Awesome
Georgian (ka_GE) word list
Data sources
- Kevin Scannell (http://crubadan.org/languages/ka, CC-BY 4.0)
- National Parliamentary Library of Georgia (http://www.nplg.gov.ge/gwdict/index.php)
- Other Georgian eBooks/websites (Crawler)
Crawler
Crawler is written on PHP and uses MySQL as a database. Code placed under crawler
folder.
Before running the script should be configured the database and run migrations.
First rename the file .env.example
to .env
and specify database credentials.
Install composer dependencies:
composer install
And run migrations:
composer migrate
Usage
Crawl links with internal
profile
This command will crawl urls only inside specified domain and ignore external urls
php cmd crawl --project-name="My Project" --profile=internal "http://www.nplg.gov.ge/gwdict/index.php"
Crawl links with all
profile
This command will crawl all links
php cmd crawl --project-name="My Project" --profile=all "http://www.nplg.gov.ge/gwdict/index.php"
Crawl links with domain
profile
This command will crawl links with all domains, which end with --domain
php cmd crawl --project-name="My Project" --profile=domain --domain=.ge "http://www.nplg.gov.ge/gwdict/index.php"

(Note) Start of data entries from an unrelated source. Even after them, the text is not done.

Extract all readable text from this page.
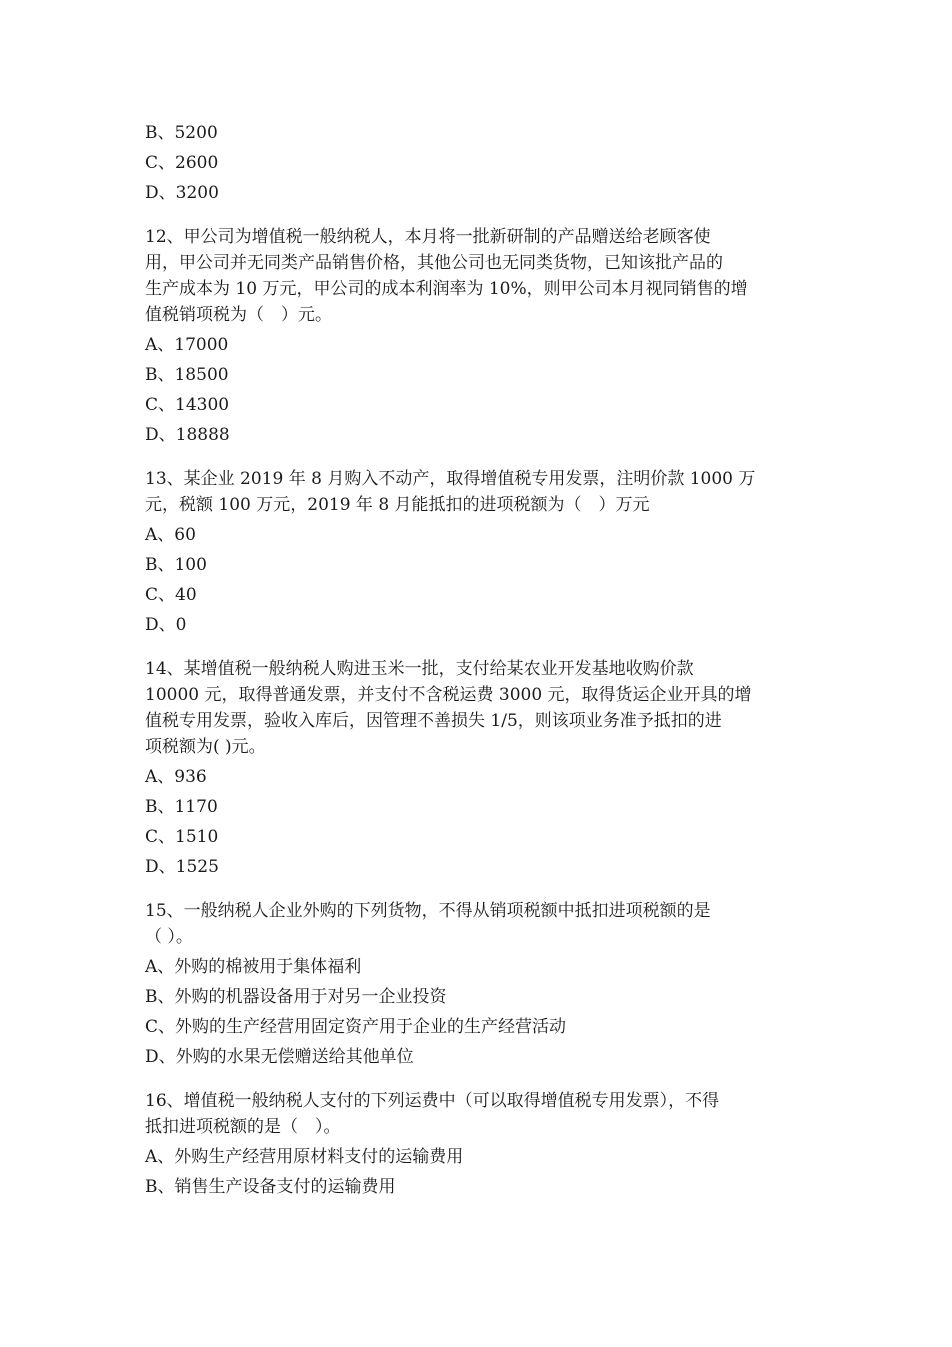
B、5200
C、2600
D、3200
12、甲公司为增值税一般纳税人，本月将一批新研制的产品赠送给老顾客使
用，甲公司并无同类产品销售价格，其他公司也无同类货物，已知该批产品的
生产成本为 10 万元，甲公司的成本利润率为 10%，则甲公司本月视同销售的增
值税销项税为（　）元。
A、17000
B、18500
C、14300
D、18888
13、某企业 2019 年 8 月购入不动产，取得增值税专用发票，注明价款 1000 万
元，税额 100 万元，2019 年 8 月能抵扣的进项税额为（　）万元
A、60
B、100
C、40
D、0
14、某增值税一般纳税人购进玉米一批，支付给某农业开发基地收购价款
10000 元，取得普通发票，并支付不含税运费 3000 元，取得货运企业开具的增
值税专用发票，验收入库后，因管理不善损失 1/5，则该项业务准予抵扣的进
项税额为( )元。
A、936
B、1170
C、1510
D、1525
15、一般纳税人企业外购的下列货物，不得从销项税额中抵扣进项税额的是
（ ）。
A、外购的棉被用于集体福利
B、外购的机器设备用于对另一企业投资
C、外购的生产经营用固定资产用于企业的生产经营活动
D、外购的水果无偿赠送给其他单位
16、增值税一般纳税人支付的下列运费中（可以取得增值税专用发票），不得
抵扣进项税额的是（　）。
A、外购生产经营用原材料支付的运输费用
B、销售生产设备支付的运输费用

Will be crawled links, where url's domain ends with .ge
suffix
Crawl links with subset
profile
This command will crawl all urls if link starts with --subset
php cmd crawl --project-name="My Project" --profile=subset --subset="http://www.nplg.gov.ge/gwdict/index.php?a=list&d=1" "http://www.nplg.gov.ge/gwdict/index.php?a=list&d=1"
Will be crawled links, where url starts with http://www.nplg.gov.ge/gwdict/index.php?a=list&d=1
prefix
Continue project
You can continue stopped project by command
php cmd crawl --project-id={id}
Show all possible options: php cmd help crawl
TODO
- Fix wrong entries and add more words
- Add tests
- Add notification sending on complete
License
Please see the LICENSE included in this repository for a full copy of the MIT license, which this project is licensed under.